The late July/early August part is mostly because it’s the earliest they can possibly do so.
The Bottom Line. Barring another Bio-style power grab (which you won’t even find references to on the Interwebs anymore), Interbike is doing just fine where (and when) it is.
Why Las Vegas? The Black Hole Theory.
Nielsen (the company that wons Interbike and a whole bunch of other shows besides) loves Las Vegas because it’s close enough for dealers from SoCal to drive in, and enticing (and cheap) enough to get less-local retailers to fly in. Plus from the show management’s point of view, it’s easy to work with: centralized services, a very effective infrastructure, and—given the fact that Nielsen hosts a half-dozen other shows there each year—god only knows what kind of illicit perks, kickbacks, comps, showgirls, drugs, leather-clad teenage boys, free show tix, in-room massuesses, and deposits into secret bank accounts in the Lesser Dutch Antilles are going on in the back room.
The Short Answer: It’s one of the few places big enough that retailers will actually go to. At least that’s what Interbike thinks. Plus there’s a huge inertial pull—sort of a reality-distorting black hole—surrounding Las Vegas that sucks all other thinking past its Event Horizon.
The Longer Answer. Interest in moving Interbike to someplace, anyplace, other than Vegas comes up every couple of years. And Interbike does a survey.
Suppliers, for the record, uniformly hate Vegas—the heat, the dust, the unions, the prices, the sheer budget-numbing cost of moving all their people and stuff halfway across the country for five days. Retailers tend to hate it for most of the same reasons, plus it’s a crappy venue for bikes and a crappy excuse for a vacation besides.
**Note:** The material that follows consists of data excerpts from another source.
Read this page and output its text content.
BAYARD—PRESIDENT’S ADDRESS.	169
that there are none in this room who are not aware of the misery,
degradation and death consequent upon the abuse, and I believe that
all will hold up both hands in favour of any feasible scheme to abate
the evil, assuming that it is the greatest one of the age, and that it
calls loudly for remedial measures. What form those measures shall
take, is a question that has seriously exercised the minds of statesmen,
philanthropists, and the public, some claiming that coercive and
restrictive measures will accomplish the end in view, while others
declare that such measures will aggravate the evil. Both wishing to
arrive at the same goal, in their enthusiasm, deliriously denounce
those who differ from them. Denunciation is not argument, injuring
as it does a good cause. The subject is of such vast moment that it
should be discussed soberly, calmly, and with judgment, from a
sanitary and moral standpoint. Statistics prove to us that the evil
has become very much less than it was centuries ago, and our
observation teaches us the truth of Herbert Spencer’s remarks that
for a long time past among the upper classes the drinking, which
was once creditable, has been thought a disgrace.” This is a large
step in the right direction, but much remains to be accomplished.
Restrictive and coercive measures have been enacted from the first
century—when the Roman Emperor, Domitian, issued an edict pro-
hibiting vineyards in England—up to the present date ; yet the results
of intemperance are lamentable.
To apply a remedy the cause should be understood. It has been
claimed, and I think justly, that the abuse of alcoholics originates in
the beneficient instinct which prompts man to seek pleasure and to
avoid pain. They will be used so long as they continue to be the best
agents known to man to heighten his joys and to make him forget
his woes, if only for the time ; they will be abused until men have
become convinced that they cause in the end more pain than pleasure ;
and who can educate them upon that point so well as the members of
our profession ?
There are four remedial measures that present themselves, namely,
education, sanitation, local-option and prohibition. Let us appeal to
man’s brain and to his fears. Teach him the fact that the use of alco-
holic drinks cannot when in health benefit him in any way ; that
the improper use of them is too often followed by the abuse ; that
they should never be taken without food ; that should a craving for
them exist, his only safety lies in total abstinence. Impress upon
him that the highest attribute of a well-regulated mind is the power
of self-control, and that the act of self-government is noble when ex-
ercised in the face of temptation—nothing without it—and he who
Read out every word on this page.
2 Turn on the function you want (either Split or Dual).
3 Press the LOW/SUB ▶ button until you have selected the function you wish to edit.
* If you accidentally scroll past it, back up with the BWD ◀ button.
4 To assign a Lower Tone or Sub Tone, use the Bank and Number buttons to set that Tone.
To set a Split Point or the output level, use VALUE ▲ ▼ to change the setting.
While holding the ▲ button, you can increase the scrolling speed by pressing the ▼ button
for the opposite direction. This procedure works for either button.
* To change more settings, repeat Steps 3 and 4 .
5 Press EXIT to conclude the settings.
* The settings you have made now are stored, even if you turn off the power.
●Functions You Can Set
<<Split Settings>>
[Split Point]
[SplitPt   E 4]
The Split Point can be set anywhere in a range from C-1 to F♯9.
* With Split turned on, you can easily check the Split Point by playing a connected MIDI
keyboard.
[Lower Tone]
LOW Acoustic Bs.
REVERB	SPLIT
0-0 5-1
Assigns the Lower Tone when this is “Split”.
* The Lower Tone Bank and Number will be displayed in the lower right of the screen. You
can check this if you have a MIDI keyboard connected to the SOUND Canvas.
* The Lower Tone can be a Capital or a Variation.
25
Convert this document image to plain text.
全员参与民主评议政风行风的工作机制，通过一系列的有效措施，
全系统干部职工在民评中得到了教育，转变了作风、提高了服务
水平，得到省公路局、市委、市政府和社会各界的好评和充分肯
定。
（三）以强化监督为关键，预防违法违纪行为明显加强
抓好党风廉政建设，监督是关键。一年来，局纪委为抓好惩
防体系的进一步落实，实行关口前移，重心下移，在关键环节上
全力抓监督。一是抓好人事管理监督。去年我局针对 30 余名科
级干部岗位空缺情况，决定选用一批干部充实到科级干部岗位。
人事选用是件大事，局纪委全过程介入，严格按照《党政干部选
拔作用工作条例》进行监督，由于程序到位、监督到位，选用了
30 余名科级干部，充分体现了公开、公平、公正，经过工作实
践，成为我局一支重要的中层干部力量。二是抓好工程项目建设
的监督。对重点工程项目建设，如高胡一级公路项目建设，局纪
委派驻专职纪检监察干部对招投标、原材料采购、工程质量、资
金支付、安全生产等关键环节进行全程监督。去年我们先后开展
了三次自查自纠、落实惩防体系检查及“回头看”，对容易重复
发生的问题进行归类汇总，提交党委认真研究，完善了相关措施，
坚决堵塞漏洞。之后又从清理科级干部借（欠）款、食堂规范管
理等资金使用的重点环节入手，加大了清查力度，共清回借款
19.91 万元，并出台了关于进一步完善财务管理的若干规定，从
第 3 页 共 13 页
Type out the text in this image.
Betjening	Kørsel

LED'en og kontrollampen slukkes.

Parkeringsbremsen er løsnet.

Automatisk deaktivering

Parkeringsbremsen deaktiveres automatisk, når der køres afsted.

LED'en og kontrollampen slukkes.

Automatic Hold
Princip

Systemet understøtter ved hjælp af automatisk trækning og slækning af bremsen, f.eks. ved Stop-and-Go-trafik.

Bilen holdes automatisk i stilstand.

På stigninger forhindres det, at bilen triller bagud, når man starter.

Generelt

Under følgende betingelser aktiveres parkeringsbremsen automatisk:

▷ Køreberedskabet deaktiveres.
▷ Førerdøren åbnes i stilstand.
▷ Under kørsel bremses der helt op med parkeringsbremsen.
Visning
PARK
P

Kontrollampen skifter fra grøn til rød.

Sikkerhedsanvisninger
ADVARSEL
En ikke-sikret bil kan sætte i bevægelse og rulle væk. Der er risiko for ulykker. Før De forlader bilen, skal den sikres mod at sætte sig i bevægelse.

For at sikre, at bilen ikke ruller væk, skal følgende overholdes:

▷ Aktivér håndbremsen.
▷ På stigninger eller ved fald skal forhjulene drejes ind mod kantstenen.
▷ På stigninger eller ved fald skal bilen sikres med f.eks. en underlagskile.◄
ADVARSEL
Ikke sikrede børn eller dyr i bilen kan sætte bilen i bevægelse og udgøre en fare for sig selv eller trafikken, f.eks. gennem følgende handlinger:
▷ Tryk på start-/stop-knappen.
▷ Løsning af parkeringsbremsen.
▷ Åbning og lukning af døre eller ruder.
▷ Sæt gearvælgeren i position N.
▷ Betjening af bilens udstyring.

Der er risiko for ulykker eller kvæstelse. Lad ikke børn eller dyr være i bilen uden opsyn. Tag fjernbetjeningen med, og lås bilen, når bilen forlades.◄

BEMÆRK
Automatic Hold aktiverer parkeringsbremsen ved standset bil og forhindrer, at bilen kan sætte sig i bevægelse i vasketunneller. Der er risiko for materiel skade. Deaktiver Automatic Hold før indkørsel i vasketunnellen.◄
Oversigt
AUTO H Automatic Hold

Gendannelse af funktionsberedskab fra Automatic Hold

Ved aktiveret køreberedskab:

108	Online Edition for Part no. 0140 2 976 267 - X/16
But Interbike and the NBDA claim that a huge number of retailers prefer Las Vegas to the other locations big enough to hold the whole extravaganza under one roof (currently Denver and the new facility in Anaheim). So back to Vegas we go, year after year.
Interestingly, I’ve been trying literally for years to find out who these retailers are who demand Las Vegas as their destination of choice, just to see what kind of creature could like both bikes and that curious tumbleweed-infested patch of desert called Sin City. I’m sure they exist, these retailers, but in thirty years in this business I have yet to meet a single one.
The folks I see drinking and gambling far into the night (and sometimes when I get up early to make a 7:00 meeting, into the next morning, too) tend to be low-level employees on both the wholesale and retail sides of the business who treat a once-a-year trip to Vegas as a sort of combination paid vacation and five-day drunk. Store owners and senior distributor types have too much work going on to mess much with stuff like that. For them, Interbike is the toughest work week of the year, and one that comes after thirty or even forty days of show prep (or, in the case of retailers, summer sales frenzy) without a day off.
No wonder half the industry is sick the week after Interbike. It’s not the germs as much as it is sheer exhaustion.
The Bottom Line. Yeah, it sucks, and everyone knows it. But we’re going there again next year, and the next, and every year for the foreseeable future. And some people seem to like it. Besides, what do you think Interbike is about, anyway—selling bikes?